Table Interpretation

This table presents the total case rate among residents aged 65 and older, categorized by county and gender, for the year 2023. The data reveals a higher prevalence of cases among individuals in this age group residing in Imperial, Tulare, Kings, and Kern counties.
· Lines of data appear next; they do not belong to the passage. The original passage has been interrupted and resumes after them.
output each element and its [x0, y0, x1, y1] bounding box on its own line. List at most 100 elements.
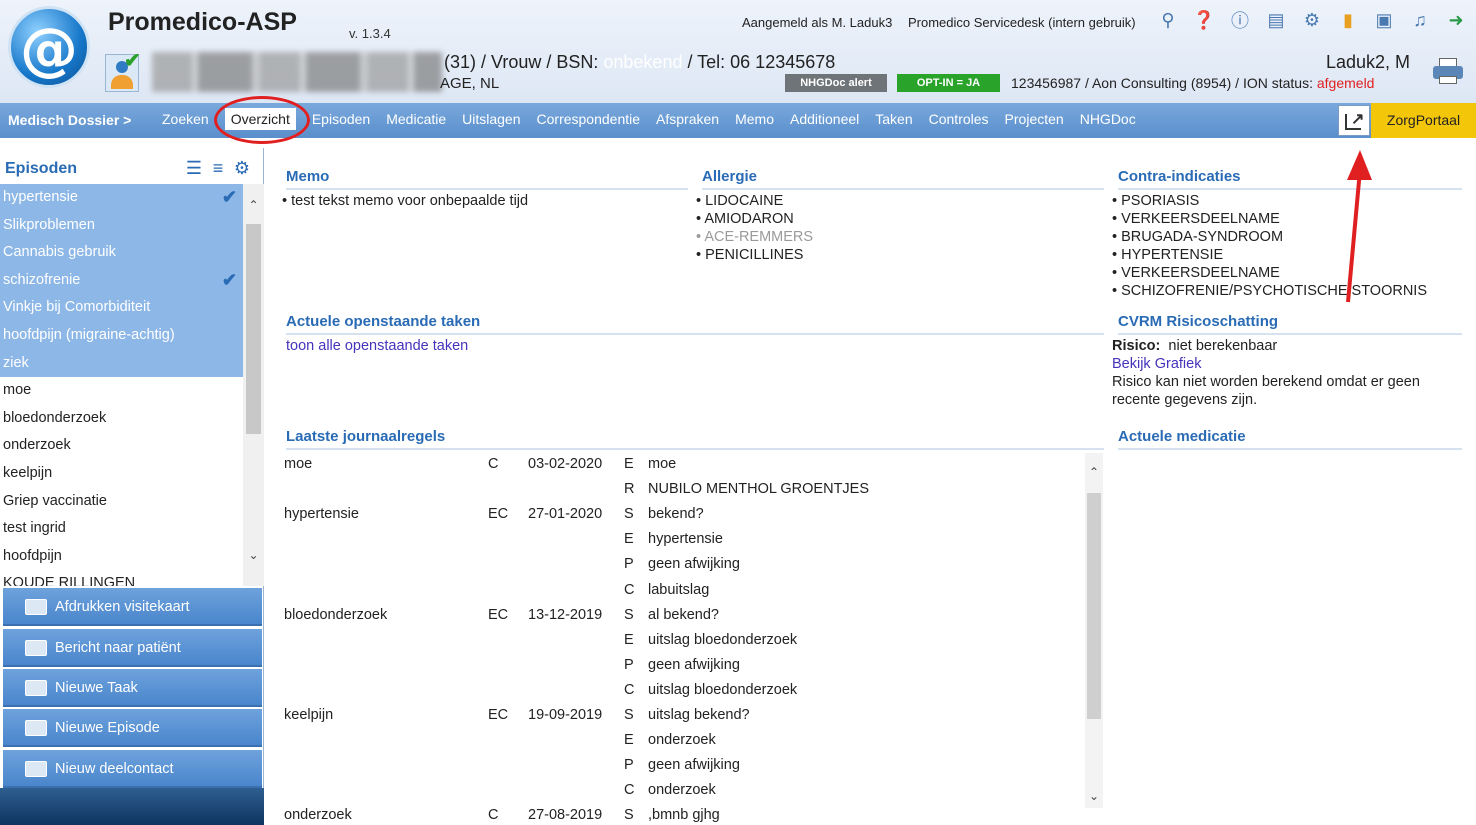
nav-section-title[interactable]: Medisch Dossier >: [8, 112, 131, 128]
journal-code: P: [624, 757, 634, 774]
journal-code: P: [624, 556, 634, 573]
journal-scrollbar[interactable]: ⌃ ⌄: [1085, 453, 1103, 808]
action-button-2[interactable]: Nieuwe Taak: [3, 669, 262, 707]
nhgdoc-alert-badge[interactable]: NHGDoc alert: [785, 74, 887, 92]
contra-item: VERKEERSDEELNAME: [1112, 264, 1467, 282]
episode-item[interactable]: moe: [0, 377, 243, 405]
print-card-icon: [25, 599, 47, 615]
ion-status: afgemeld: [1316, 75, 1375, 91]
episode-item[interactable]: test ingrid: [0, 515, 243, 543]
journal-text: labuitslag: [648, 581, 710, 598]
list-view-icon[interactable]: ☰: [184, 158, 204, 178]
journal-code: R: [624, 481, 635, 498]
sidebar-icons: ☰ ≡ ⚙: [184, 158, 252, 178]
scroll-thumb[interactable]: [1087, 493, 1101, 719]
exit-icon[interactable]: ➜: [1444, 8, 1468, 32]
settings-icon[interactable]: ⚙: [1300, 8, 1324, 32]
episode-label: keelpijn: [3, 464, 53, 481]
taken-title: Actuele openstaande taken: [286, 313, 1104, 335]
episode-label: Cannabis gebruik: [3, 244, 116, 261]
tab-projecten[interactable]: Projecten: [1005, 111, 1064, 127]
scroll-up-icon[interactable]: ⌃: [243, 198, 264, 212]
notify-icon[interactable]: ♫: [1408, 8, 1432, 32]
patient-verified-check-icon: ✔: [124, 50, 141, 72]
tab-uitslagen[interactable]: Uitslagen: [462, 111, 520, 127]
tab-correspondentie[interactable]: Correspondentie: [537, 111, 641, 127]
app-header: @ Promedico-ASP v. 1.3.4 Aangemeld als M…: [0, 0, 1476, 103]
network-icon[interactable]: ⚲: [1156, 8, 1180, 32]
print-icon[interactable]: [1433, 58, 1463, 84]
episode-list: hypertensie ✔ Slikproblemen Cannabis gebrui…: [0, 184, 243, 586]
sidebar-footer: [0, 788, 264, 825]
sidebar-header: Episoden ☰ ≡ ⚙: [0, 148, 264, 184]
tab-memo[interactable]: Memo: [735, 111, 774, 127]
journal-text: uitslag bloedonderzoek: [648, 681, 798, 698]
episode-item[interactable]: Griep vaccinatie: [0, 488, 243, 516]
tab-nhgdoc[interactable]: NHGDoc: [1080, 111, 1136, 127]
journal-date: 03-02-2020: [528, 456, 603, 472]
episode-item[interactable]: Vinkje bij Comorbiditeit: [0, 294, 243, 322]
episode-item[interactable]: schizofrenie ✔: [0, 266, 243, 295]
tab-taken[interactable]: Taken: [875, 111, 912, 127]
allergie-title: Allergie: [702, 168, 1104, 190]
contra-item: VERKEERSDEELNAME: [1112, 210, 1467, 228]
scroll-up-icon[interactable]: ⌃: [1085, 465, 1103, 479]
journal-text: geen afwijking: [648, 656, 740, 673]
scroll-down-icon[interactable]: ⌄: [1085, 789, 1103, 803]
journal-text: uitslag bloedonderzoek: [648, 631, 798, 648]
ion-status-line: 123456987 / Aon Consulting (8954) / ION …: [1011, 75, 1374, 91]
promedico-logo: @: [8, 6, 90, 88]
tab-controles[interactable]: Controles: [929, 111, 989, 127]
episode-item[interactable]: hoofdpijn (migraine-achtig): [0, 321, 243, 350]
journal-text: hypertensie: [648, 531, 723, 548]
patient-name-redacted: [152, 52, 442, 92]
episode-item[interactable]: onderzoek: [0, 432, 243, 460]
journal-episode: keelpijn: [284, 707, 334, 723]
tab-episoden[interactable]: Episoden: [312, 111, 370, 127]
episode-item[interactable]: Cannabis gebruik: [0, 239, 243, 267]
episode-scrollbar[interactable]: ⌃ ⌄: [243, 184, 264, 586]
compact-list-icon[interactable]: ≡: [208, 158, 228, 178]
episode-item[interactable]: keelpijn: [0, 460, 243, 488]
episode-item[interactable]: KOUDE RILLINGEN: [0, 570, 243, 586]
action-button-1[interactable]: Bericht naar patiënt: [3, 629, 262, 667]
journal-code: E: [624, 531, 634, 548]
episode-item[interactable]: Slikproblemen: [0, 211, 243, 240]
journal-code: C: [624, 681, 635, 698]
episode-item[interactable]: hoofdpijn: [0, 543, 243, 571]
action-button-0[interactable]: Afdrukken visitekaart: [3, 588, 262, 626]
journal-code: S: [624, 606, 634, 623]
external-link-icon[interactable]: ↗: [1338, 105, 1370, 136]
bekijk-grafiek-link[interactable]: Bekijk Grafiek: [1112, 356, 1201, 372]
search-doc-icon[interactable]: ▣: [1372, 8, 1396, 32]
action-button-3[interactable]: Nieuwe Episode: [3, 709, 262, 747]
tab-additioneel[interactable]: Additioneel: [790, 111, 859, 127]
zorgportaal-button[interactable]: ZorgPortaal: [1371, 103, 1476, 138]
journal-text: onderzoek: [648, 732, 716, 749]
action-label: Nieuwe Episode: [55, 720, 160, 736]
help-person-icon[interactable]: ❓: [1192, 8, 1216, 32]
tab-zoeken[interactable]: Zoeken: [162, 111, 209, 127]
patient-address: AGE, NL: [440, 75, 500, 92]
journal-episode: moe: [284, 456, 313, 472]
gear-icon[interactable]: ⚙: [232, 158, 252, 178]
episode-item[interactable]: bloedonderzoek: [0, 405, 243, 433]
folder-icon[interactable]: ▮: [1336, 8, 1360, 32]
tab-medicatie[interactable]: Medicatie: [386, 111, 446, 127]
folder-icon: [25, 640, 47, 656]
help-icon[interactable]: ⓘ: [1228, 8, 1252, 32]
document-icon[interactable]: ▤: [1264, 8, 1288, 32]
scroll-down-icon[interactable]: ⌄: [243, 548, 264, 562]
tab-afspraken[interactable]: Afspraken: [656, 111, 719, 127]
insurer-info: 123456987 / Aon Consulting (8954) / ION …: [1011, 75, 1317, 91]
contra-item: BRUGADA-SYNDROOM: [1112, 228, 1467, 246]
journal-code: C: [624, 782, 635, 799]
action-button-4[interactable]: Nieuw deelcontact: [3, 750, 262, 788]
taken-link[interactable]: toon alle openstaande taken: [286, 337, 468, 355]
episode-item[interactable]: hypertensie ✔: [0, 184, 243, 212]
optin-badge[interactable]: OPT-IN = JA: [897, 74, 1000, 92]
episode-item[interactable]: ziek: [0, 349, 243, 378]
checkmark-icon: ✔: [221, 269, 237, 290]
scroll-thumb[interactable]: [246, 224, 261, 434]
allergie-list: LIDOCAINEAMIODARONACE-REMMERSPENICILLINE…: [696, 192, 1101, 264]
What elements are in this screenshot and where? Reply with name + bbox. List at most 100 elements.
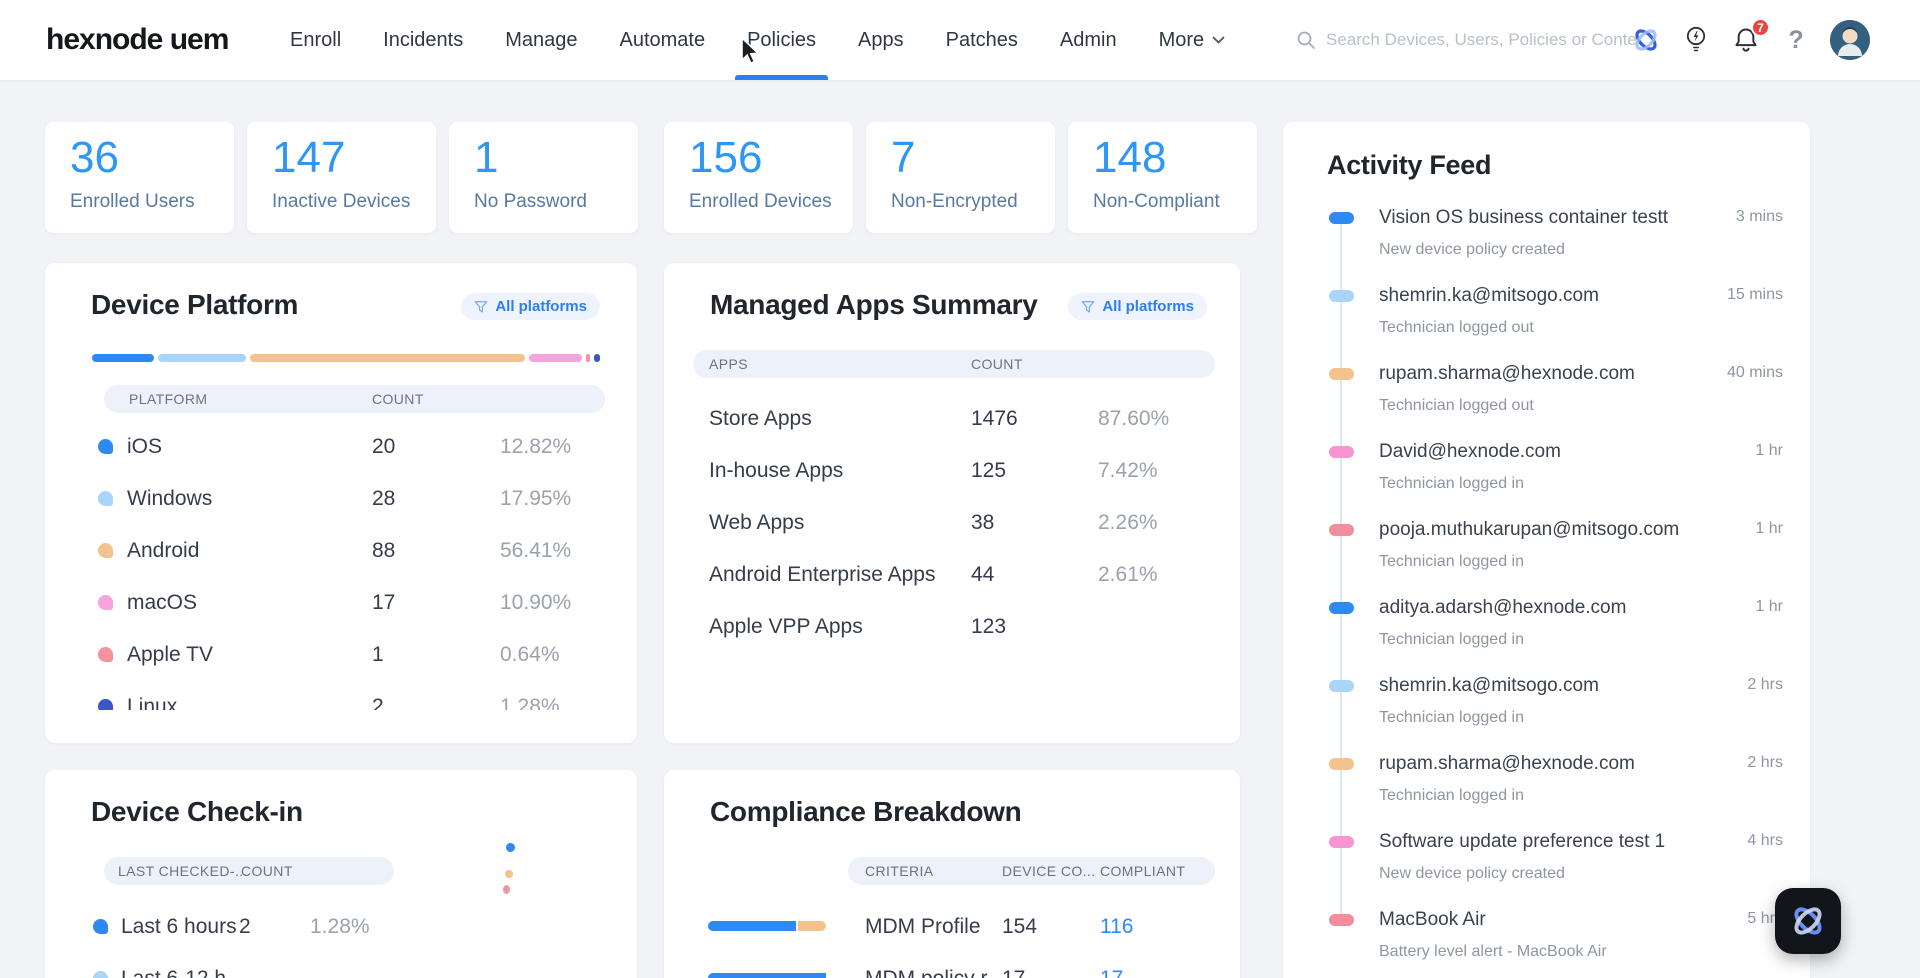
funnel-icon xyxy=(1081,300,1095,314)
bar-compliant-segment xyxy=(708,973,826,978)
table-row[interactable]: Android 88 56.41% xyxy=(45,524,637,576)
column-compliant: COMPLIANT xyxy=(1100,857,1185,885)
column-count: COUNT xyxy=(372,385,424,413)
feed-item-subtitle: Technician logged in xyxy=(1379,785,1524,807)
table-row[interactable]: Windows 28 17.95% xyxy=(45,472,637,524)
table-row[interactable]: Web Apps 38 2.26% xyxy=(664,496,1240,548)
device-count: 17 xyxy=(1002,967,1025,978)
criteria-name: MDM policy r... xyxy=(865,967,995,978)
feed-item[interactable]: pooja.muthukarupan@mitsogo.com Technicia… xyxy=(1283,517,1810,595)
feed-item-title: David@hexnode.com xyxy=(1379,439,1561,465)
platform-percent: 0.64% xyxy=(500,643,560,667)
apps-filter-button[interactable]: All platforms xyxy=(1068,293,1207,320)
compliance-bar xyxy=(708,973,828,978)
feed-item-subtitle: Battery level alert - MacBook Air xyxy=(1379,941,1607,963)
table-row[interactable]: MDM policy r... 17 17 xyxy=(664,952,1240,978)
checkin-count: 2 xyxy=(239,915,251,939)
checkin-range: Last 6 hours xyxy=(121,915,237,939)
feed-item-subtitle: Technician logged in xyxy=(1379,707,1524,729)
feed-category-pill xyxy=(1329,524,1354,536)
feed-item-title: pooja.muthukarupan@mitsogo.com xyxy=(1379,517,1679,543)
nav-item-more[interactable]: More xyxy=(1159,0,1226,80)
feed-item-time: 40 mins xyxy=(1727,364,1783,382)
feed-item-time: 4 hrs xyxy=(1747,832,1783,850)
mouse-cursor-icon xyxy=(740,38,762,64)
nav-item-apps[interactable]: Apps xyxy=(858,0,904,80)
table-row[interactable]: Apple TV 1 0.64% xyxy=(45,628,637,680)
stat-card[interactable]: 7 Non-Encrypted xyxy=(866,122,1055,233)
table-row[interactable]: Linux 2 1.28% xyxy=(45,680,637,710)
panel-title: Device Check-in xyxy=(91,796,303,828)
stat-value: 147 xyxy=(272,136,345,180)
feed-item[interactable]: Vision OS business container testt New d… xyxy=(1283,205,1810,283)
app-percent: 87.60% xyxy=(1098,407,1169,431)
notifications-bell[interactable]: 7 xyxy=(1730,24,1762,56)
feed-item-title: rupam.sharma@hexnode.com xyxy=(1379,361,1635,387)
nav-item-automate[interactable]: Automate xyxy=(619,0,705,80)
table-row[interactable]: Last 6 hours 2 1.28% xyxy=(45,900,637,952)
filter-label: All platforms xyxy=(495,298,587,315)
feed-item[interactable]: rupam.sharma@hexnode.com Technician logg… xyxy=(1283,361,1810,439)
nav-item-admin[interactable]: Admin xyxy=(1060,0,1117,80)
stat-card[interactable]: 156 Enrolled Devices xyxy=(664,122,853,233)
table-row[interactable]: macOS 17 10.90% xyxy=(45,576,637,628)
column-count: COUNT xyxy=(241,857,293,885)
feed-item[interactable]: David@hexnode.com Technician logged in 1… xyxy=(1283,439,1810,517)
app-count: 125 xyxy=(971,459,1006,483)
table-row[interactable]: In-house Apps 125 7.42% xyxy=(664,444,1240,496)
platform-filter-button[interactable]: All platforms xyxy=(461,293,600,320)
feed-item[interactable]: MacBook Air Battery level alert - MacBoo… xyxy=(1283,907,1810,978)
app-type-name: Apple VPP Apps xyxy=(709,615,863,639)
stat-value: 7 xyxy=(891,136,915,180)
hexnode-uem-logo: hexnode uem xyxy=(46,0,228,80)
platform-name: Android xyxy=(127,539,199,563)
app-percent: 2.61% xyxy=(1098,563,1158,587)
feed-item[interactable]: aditya.adarsh@hexnode.com Technician log… xyxy=(1283,595,1810,673)
device-count: 154 xyxy=(1002,915,1037,939)
compliant-count-link[interactable]: 17 xyxy=(1100,967,1123,978)
nav-item-incidents[interactable]: Incidents xyxy=(383,0,463,80)
app-percent: 2.26% xyxy=(1098,511,1158,535)
nav-item-manage[interactable]: Manage xyxy=(505,0,577,80)
stat-card[interactable]: 36 Enrolled Users xyxy=(45,122,234,233)
table-row[interactable]: Android Enterprise Apps 44 2.61% xyxy=(664,548,1240,600)
table-row[interactable]: Apple VPP Apps 123 xyxy=(664,600,1240,652)
platform-color-dot xyxy=(98,595,113,610)
table-row[interactable]: Last 6-12 h xyxy=(45,952,637,978)
feed-item[interactable]: shemrin.ka@mitsogo.com Technician logged… xyxy=(1283,283,1810,361)
hexnode-assistant-fab[interactable] xyxy=(1775,888,1841,954)
stat-card[interactable]: 148 Non-Compliant xyxy=(1068,122,1257,233)
panel-title: Managed Apps Summary xyxy=(710,289,1038,321)
app-count: 1476 xyxy=(971,407,1018,431)
feed-item[interactable]: rupam.sharma@hexnode.com Technician logg… xyxy=(1283,751,1810,829)
help-button[interactable]: ? xyxy=(1780,24,1812,56)
feed-category-pill xyxy=(1329,914,1354,926)
stat-label: Enrolled Users xyxy=(70,191,195,213)
column-criteria: CRITERIA xyxy=(865,857,934,885)
whats-new-bulb-icon[interactable] xyxy=(1680,24,1712,56)
table-row[interactable]: iOS 20 12.82% xyxy=(45,420,637,472)
user-avatar[interactable] xyxy=(1830,20,1870,60)
feed-item[interactable]: shemrin.ka@mitsogo.com Technician logged… xyxy=(1283,673,1810,751)
feed-item-title: Vision OS business container testt xyxy=(1379,205,1668,231)
platform-count: 88 xyxy=(372,539,395,563)
table-row[interactable]: MDM Profile 154 116 xyxy=(664,900,1240,952)
table-row[interactable]: Store Apps 1476 87.60% xyxy=(664,392,1240,444)
device-platform-panel: Device Platform All platforms PLATFORM C… xyxy=(45,263,637,743)
compliant-count-link[interactable]: 116 xyxy=(1100,915,1133,939)
bar-segment-ios xyxy=(92,354,154,362)
nav-item-enroll[interactable]: Enroll xyxy=(290,0,341,80)
feed-item-time: 3 mins xyxy=(1736,208,1783,226)
stat-card[interactable]: 147 Inactive Devices xyxy=(247,122,436,233)
hexnode-gears-icon[interactable] xyxy=(1630,24,1662,56)
nav-item-patches[interactable]: Patches xyxy=(946,0,1018,80)
stat-card[interactable]: 1 No Password xyxy=(449,122,638,233)
device-checkin-panel: Device Check-in LAST CHECKED-... COUNT L… xyxy=(45,770,637,978)
panel-title: Device Platform xyxy=(91,289,298,321)
feed-item-subtitle: New device policy created xyxy=(1379,863,1565,885)
feed-category-pill xyxy=(1329,446,1354,458)
platform-percent: 12.82% xyxy=(500,435,571,459)
bar-noncompliant-segment xyxy=(798,921,827,931)
feed-item[interactable]: Software update preference test 1 New de… xyxy=(1283,829,1810,907)
search-input[interactable] xyxy=(1326,30,1636,50)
These findings highlight the need for further investigation into vaccination uptake and accessibility for residents aged 65 and older in these counties.

library(pacman)
library(plotly)


Attaching package: 'plotly'

The following object is masked from 'package:ggplot2':

    last_plot

The following object is masked from 'package:stats':

    filter

The following object is masked from 'package:graphics':

    layout

library(gt)
library(htmlwidgets)

top_counties_65<- combined_with_pop2 %>%
  slice_head(n = 20) %>% mutate(county = str_to_title(county), 
                                sex= str_to_title(sex))  

plot_ly(
  top_counties_65,
  x = ~county,
  y = ~cumulative_rate,
  color = ~sex,
  type = "bar",
  text = ~cumulative_rate, # Add data labels
  textposition = "auto",  # Automatically position data labels
  colors = c("darkgreen", "darkorange") # Customize colors for sex
) %>%
  layout(
    barmode = "stack", 
    title = "COVID-19 Cumulative Rates Among Age Group 65 and Above by Top 10 Counties and Sex, 2023",
    yaxis = list(title = "Case Rate per 100,000"),
    xaxis = list(title = "County")
  )

Warning: `arrange_()` was deprecated in dplyr 0.7.0.
ℹ Please use `arrange()` instead.
ℹ See vignette('programming') for more help
ℹ The deprecated feature was likely used in the plotly package.
  Please report the issue at <https://github.com/ropensci/plotly/issues>.

Plot Interpretation

The bar plot highlights the top 10 counties in California with the highest COVID-19 case rates per 100,000 population among residents aged 65 and older in 2023. Imperial County stands out with the highest case rate in this age group, highlighting the highest cases rate in the region.